Aşı olmayacağını söyleyen şahısların bilhassa toplumsal medyada çoğalmaya başladığına dikkat çeken Yavuz, “Bu noktada bir otomobil markası seçiyormuş üzere aşı seçmek yanlışsız değil. Bizim için değerli olan tesirli, inançlı olduğu bilimsel olarak kanıtlanmış aşıdır. Bilhassa Sıhhat Bakanlığı yetkilerinin de bu süreçte yaptığı birtakım açıklamalar bu tartışmaları körüklüyor. Toplum sıhhatini koruyabilmemiz için nüfusun belirli kısmını aşılamamız lazım. Bunun için de aşı stratejimizi belirleyip insanları aşılama konusunda ikna eden bir siyaset izlememiz gerekiyor. Beşerler farklı tereddütleri nedeniyle aşı yaptırmazsa toplum bağışıklığı seviyesi sağlanamaz” sözlerine yer verdi.
‘KISITLAMALAR ALINSA DA TESİRİ ÇOK FAZLA OLMAYACAK’
Aşı olmayanları birtakım haklardan yoksun bırakacak uygulamaların bir tahlil olmayacağına vurgu yapan Yavuz, kelam konusu kısıtlamalar alınsa dahi tesirinin çok fazla olmayacağını söyledi. “Tam bilakis bu cins kısıtlamaların çok tepkisel karşılıkları da olabilir” diyen Yavuz, yetkililerin aşı konusunda halka inanç vermesi gerektiğini söz ederek şunları söyledi:
“Bu kısıtlamalarla olacak bir durum değil. Değerli olan insanlara tesirli ve inançlı bir aşıyı onları ikna ederek açıklamaktır. Kişinin kendi sıhhatiyle ilgili verdiği karar elbette kendisini bağlar lakin toplum sıhhatini ilgilendiren bir durum olunca işler değişiyor. O vakit dünyadaki birtakım ülkeler toplum sıhhati açısından birtakım tedbirler almaya çalışıyorlar. Zira o kişinin aşı yaptırmaması, bağışıklığın gelişmemesi, bulaşıcılığın devam etmesi manası taşıyor.”
‘TOPLUMA YOL GÖSTEREN AÇIK VE ŞEFFAF SİYASETLER İZLEMELİ’

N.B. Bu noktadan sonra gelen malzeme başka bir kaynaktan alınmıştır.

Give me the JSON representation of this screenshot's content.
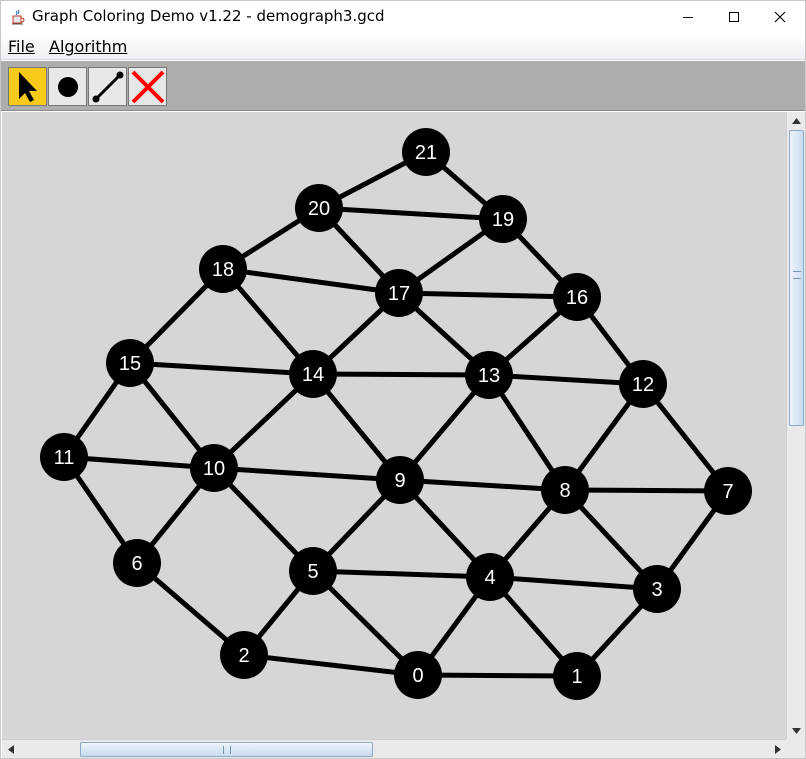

İnsanların başlarındaki soru işaretleri giderilmeden, halka aşı konusunda inanç verilmeden aşılama meselesinin yaşanmaya devam edeceğini vurgulayan Yavuz, “Kamu kurumları bu noktada itimat veren, topluma yol gösteren açık ve şeffaf siyasetler izlemeli. Toplum her etapta bilgilendirilmeli, aşının onay süreci şeffaf yürütülmeli, bağımsız bilim şuraları tarafından süreç değerlendirilmeli, toplumun başında hiçbir soru işareti bırakılmamalıdır. Bu yapılmadığı sürece aşı tereddüdü dediğimiz sorun korona virüsü aşılarına yönelik de artacaktır” ikazında bulundu.
‘COVİD–19 AŞISI ACİL MÜDAHALE TİPİ DEĞİL, MECBURÎ OLAMAZ’
Ankara Barosu Sıhhat Hukuku Şurası Lideri Berna Özpınar Gümrükçüoğlu’na nazaran aşının zarurî tutulması hukuka karşıt, aşı olmayanlara yönelik kısıtlama getirilmesi ise insan hakları ihlalleri doğurabilir. “Türkiye’de çiçek aşısı hariç zarurî aşı uygulaması yok” diyen Gümrükçüoğlu şu değerlendirmede bulundu: “Anayasa Mahkemesi’nin çocukluk devri aşılarına ait mevzuatta bir zorlama olmadığına ve idari bir düzenleme yapılamayacağına yönelik bir iptal kararı var. Münasebetiyle Sıhhat Bakanlığının, Covid–19 aşısına yönelik idari süreçle ya da bir genelgeyle bu çeşit bir sınırlama getirmesi hukuka uygun olmaz. Anayasa’nın 17. hususundan gelen beden bütünlüğüne yönelik ’acil haller dışında müdahale edilemez’ der. Aşı acil bir müdahale tipi değil. Zati Bakan Fahrettin Koca da aşının zarurî olamayacağını söyledi.”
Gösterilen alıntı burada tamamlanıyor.